La explicación de lo extraño de los contenidos de los libros que trataban de imponer está en que los autores de los libros son dos sujetos importados, traídos de Venezuela, cuyo gran mérito fue hacer unos textos para adoctrinar a la niñez y juventud venezolanas con la finalidad de crearle imagen de héroe, primero Hugo Chávez, y luego su lacayo y actual presidente del país sudamericano, Nicolás Maduro, que no son otra cosa que cabeza de un gobierno dictatorial, y que fueron contratados por el gobierno de López Obrador para hacer lo mismo en México, en favor del actual inquilino de Palacio Nacional.
La Suprema Corte de Justicia de la Nación ya concedió el Amparo, para que esos libros, que más que de texto gratuito parecen catecismos pejistas, no se utilicen en las escuelas del Estado de México, pese a lo que digan los empleados de la T4, y los padres de familia se mantienen vigilantes.
Estos libros se hicieron cuando la gobernadora Electa del Estado de México era la Secretaria de Educación, precisamente la dependencia de donde salieron esos libros, pero en su defensa puedo comentar que no fue su idea, sino de su jefe, a quien no le puede decir que no.
Quienes decidieron cuál sería el contenido de esos textos, o son unos iletrados, o le quieren ver la cara a todo México, con sus “equivocaciones”, falta de precisión y carencias, pero en cambio, les metieron un fuerte contenido ideológico en el que ponen como héroes a guerrilleros y golpistas, como para irse haciendo a la idea.
En este contexto, los oportunistas que no quieren soltar la ubre oficial, de inmediato brincaron para hacer una defensa de los libritos hechos por los venezolanos, por ejemplo, el diputado morenista Max Correa, quien de inmediato armó una reunión con supuestos campesinos, quienes, según él, defienden la distribución de los multicitados textos, pero no hay que perder de vista que es experto en ponerse de tapete con el fin de obtener beneficios personales, y con esta nueva lamida de suelas jura que se va a ganar la Secretaría de Desarrollo Agropecuario, o como se vaya a llamar; por cierto, este diputado que presume de representar campesinos, es de muy dudosa popularidad, pues no pudo ganar en su distrito y entró como primera minoría, ya de pura chiripada…
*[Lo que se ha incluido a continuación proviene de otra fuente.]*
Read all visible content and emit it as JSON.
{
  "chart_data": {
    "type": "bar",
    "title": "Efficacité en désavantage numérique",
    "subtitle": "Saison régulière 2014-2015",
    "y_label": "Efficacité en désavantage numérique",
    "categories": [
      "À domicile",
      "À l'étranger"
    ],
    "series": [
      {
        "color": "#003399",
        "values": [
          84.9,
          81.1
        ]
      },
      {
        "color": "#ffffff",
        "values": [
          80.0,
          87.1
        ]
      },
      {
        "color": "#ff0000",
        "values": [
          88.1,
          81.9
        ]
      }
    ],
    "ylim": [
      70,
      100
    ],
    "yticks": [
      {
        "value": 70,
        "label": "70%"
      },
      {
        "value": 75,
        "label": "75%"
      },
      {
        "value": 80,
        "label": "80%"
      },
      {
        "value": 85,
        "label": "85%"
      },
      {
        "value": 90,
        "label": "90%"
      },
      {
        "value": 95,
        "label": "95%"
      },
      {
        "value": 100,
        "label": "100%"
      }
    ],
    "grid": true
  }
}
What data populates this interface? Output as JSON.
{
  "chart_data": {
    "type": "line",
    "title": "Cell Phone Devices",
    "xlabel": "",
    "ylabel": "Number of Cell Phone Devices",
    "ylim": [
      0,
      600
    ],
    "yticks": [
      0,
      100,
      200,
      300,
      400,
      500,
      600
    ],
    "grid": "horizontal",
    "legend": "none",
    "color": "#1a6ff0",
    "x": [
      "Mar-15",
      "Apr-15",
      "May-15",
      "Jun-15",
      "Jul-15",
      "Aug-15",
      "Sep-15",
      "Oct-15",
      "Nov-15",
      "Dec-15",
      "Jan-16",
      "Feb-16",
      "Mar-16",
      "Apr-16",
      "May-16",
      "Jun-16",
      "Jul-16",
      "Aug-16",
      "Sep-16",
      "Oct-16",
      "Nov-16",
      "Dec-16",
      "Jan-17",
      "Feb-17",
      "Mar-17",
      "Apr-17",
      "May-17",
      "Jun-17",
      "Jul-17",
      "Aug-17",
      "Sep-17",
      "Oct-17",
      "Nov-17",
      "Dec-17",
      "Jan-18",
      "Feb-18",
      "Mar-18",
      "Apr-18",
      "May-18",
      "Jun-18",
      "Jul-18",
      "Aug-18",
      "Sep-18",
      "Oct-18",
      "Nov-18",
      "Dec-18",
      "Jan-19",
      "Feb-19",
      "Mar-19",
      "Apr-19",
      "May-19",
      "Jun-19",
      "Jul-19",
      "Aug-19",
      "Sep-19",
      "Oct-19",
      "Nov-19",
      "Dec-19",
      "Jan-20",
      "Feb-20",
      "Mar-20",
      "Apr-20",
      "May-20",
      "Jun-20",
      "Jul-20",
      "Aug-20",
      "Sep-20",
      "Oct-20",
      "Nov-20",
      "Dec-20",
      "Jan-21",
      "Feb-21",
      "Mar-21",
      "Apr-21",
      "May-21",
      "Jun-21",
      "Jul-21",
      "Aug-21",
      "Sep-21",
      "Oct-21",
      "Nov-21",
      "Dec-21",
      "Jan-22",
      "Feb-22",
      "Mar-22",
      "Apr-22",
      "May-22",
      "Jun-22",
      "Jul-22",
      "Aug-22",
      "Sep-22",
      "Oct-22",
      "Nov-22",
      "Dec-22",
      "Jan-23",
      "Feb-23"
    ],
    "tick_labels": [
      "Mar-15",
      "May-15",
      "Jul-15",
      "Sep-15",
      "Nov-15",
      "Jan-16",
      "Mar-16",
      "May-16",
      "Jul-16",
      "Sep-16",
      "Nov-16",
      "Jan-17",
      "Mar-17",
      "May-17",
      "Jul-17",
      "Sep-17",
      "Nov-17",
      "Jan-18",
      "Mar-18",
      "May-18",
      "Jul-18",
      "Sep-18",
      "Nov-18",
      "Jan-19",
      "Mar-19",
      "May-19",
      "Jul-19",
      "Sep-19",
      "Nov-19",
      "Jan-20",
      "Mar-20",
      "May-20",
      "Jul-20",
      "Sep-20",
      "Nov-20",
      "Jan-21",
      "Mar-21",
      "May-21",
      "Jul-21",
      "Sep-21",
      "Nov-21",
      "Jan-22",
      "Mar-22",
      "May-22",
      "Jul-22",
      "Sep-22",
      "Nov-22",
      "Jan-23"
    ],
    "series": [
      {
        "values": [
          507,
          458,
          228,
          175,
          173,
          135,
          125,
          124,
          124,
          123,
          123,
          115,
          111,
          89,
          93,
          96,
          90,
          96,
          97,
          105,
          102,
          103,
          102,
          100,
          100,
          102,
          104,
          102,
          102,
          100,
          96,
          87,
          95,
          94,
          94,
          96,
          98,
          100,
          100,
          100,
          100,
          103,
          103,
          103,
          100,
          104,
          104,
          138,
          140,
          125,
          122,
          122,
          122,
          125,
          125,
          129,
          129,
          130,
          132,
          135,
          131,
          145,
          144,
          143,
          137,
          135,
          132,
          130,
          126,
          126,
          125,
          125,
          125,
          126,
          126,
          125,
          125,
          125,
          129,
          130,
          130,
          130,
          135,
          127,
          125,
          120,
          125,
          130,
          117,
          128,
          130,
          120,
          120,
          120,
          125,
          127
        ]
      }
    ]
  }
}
En otras cosas, hasta el IEEM participa en la Feria Internacional del Libro del Estado de México, donde reparte en forma gratuita las obras editoriales que ha realizado, sobre temas como Política Electoral Incluyente, Breviarios de Cultura Política Democrática, e Investigaciones Jurídicas, entre otras. Por cierto el órgano que preside la doctora Amalia Pulido Gómez, aún tiene abierta la convocatoria para inscribirse y participar como observador en la Consulta sobre Pueblos y Comunidades Indígenas; Personas con Discapacidad; Población LGBTT+, y Personas Afromexiquenses…
Nos leemos y, cuídese mucho porque hasta ayer lunes, la cifra oficial es que van 164 mil 400 asesinatos dolosos en el país, contados desde que empezó la actual administración.